Chymotryptic Subfragments of Troponin T from Rabbit Skeletal Muscle. I. Determination of the Primary Structure1

Abstract

Chymotryptic subfragments from rabbit skeletal troponin T were purified using column chromatography. Molecular weight values on SDS gel electrophoresis, tryptophan contents, N- and C-terminal residues, and amino acid compositions were examined for each subfragment.

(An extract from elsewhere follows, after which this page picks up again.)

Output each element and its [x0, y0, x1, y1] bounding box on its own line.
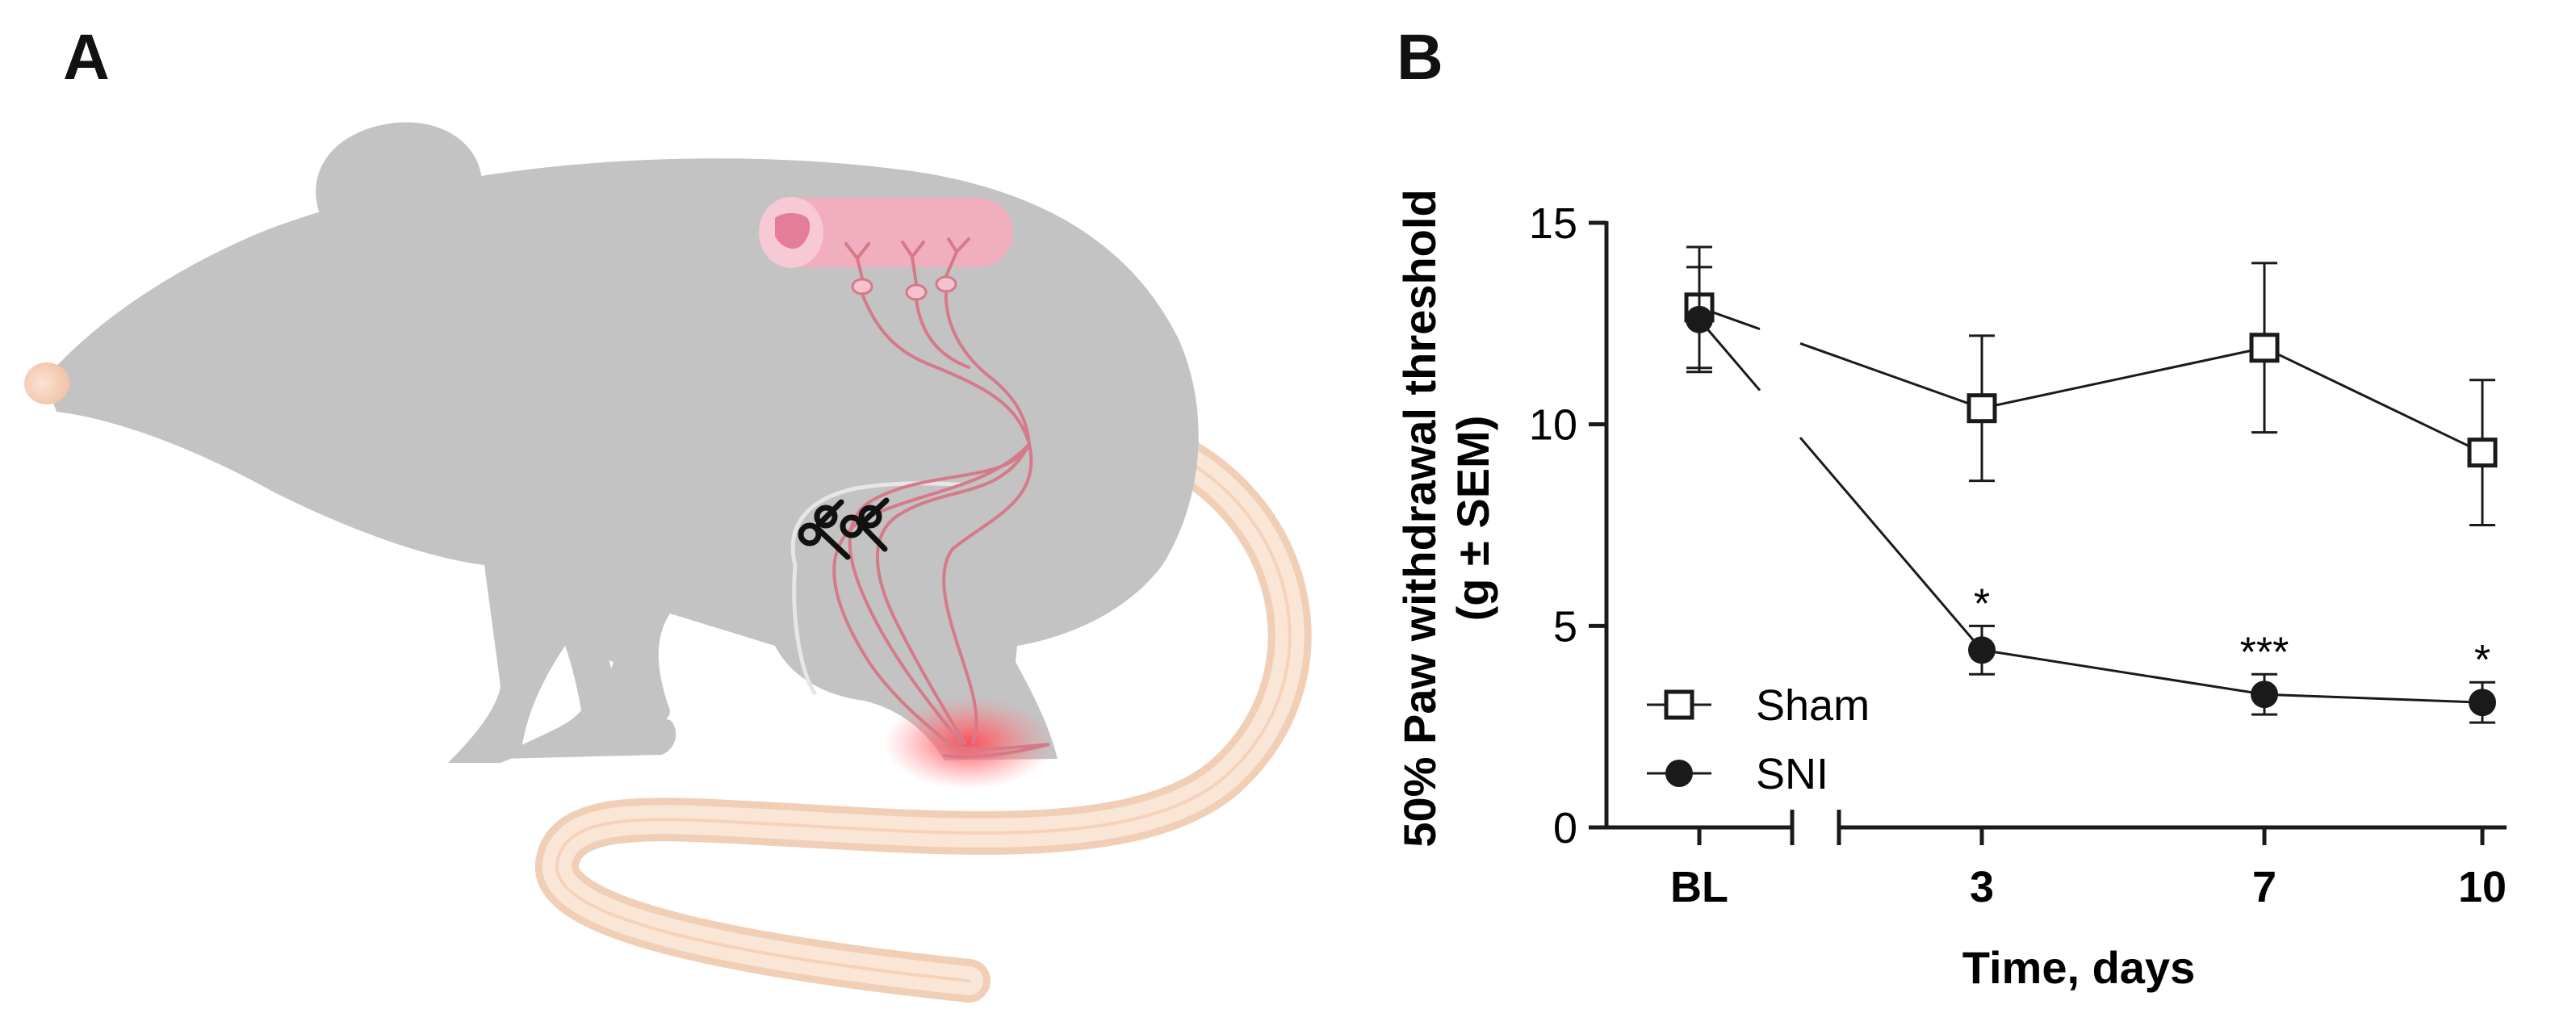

Based on these findings, the positions of the subfragments in the sequence of troponin T were determined as follows: N-terminal acetylserine-l-tyrosine-158 for troponin T₁ (MW 18,700); serine-156—C-terminal lysine-259 for troponin T₂^α3 (MW 12,200); leucine-159—C-terminal lysine-259 for troponin T₂ (or troponin T₂α) (MW 11,900); leucine-159—phenylalanine-242 for troponin T₂βI (MW 10,200); leucine-159—tyrosine-227 for troponin T₂βII (MW 8,400); leucine-159-leucine-222 for troponin T₂βIII (MW 7,700); and serine-243—C-terminal lysine-259 for troponin T₂γ (MW 1,800). The pathway of chymotryptic digestion of troponin T was also investigated and the results are discussed in relation to the higher structure of troponin T. The interaction of some chymotryptic subfragments with tropomyosin was also investigated by affinity chromatography.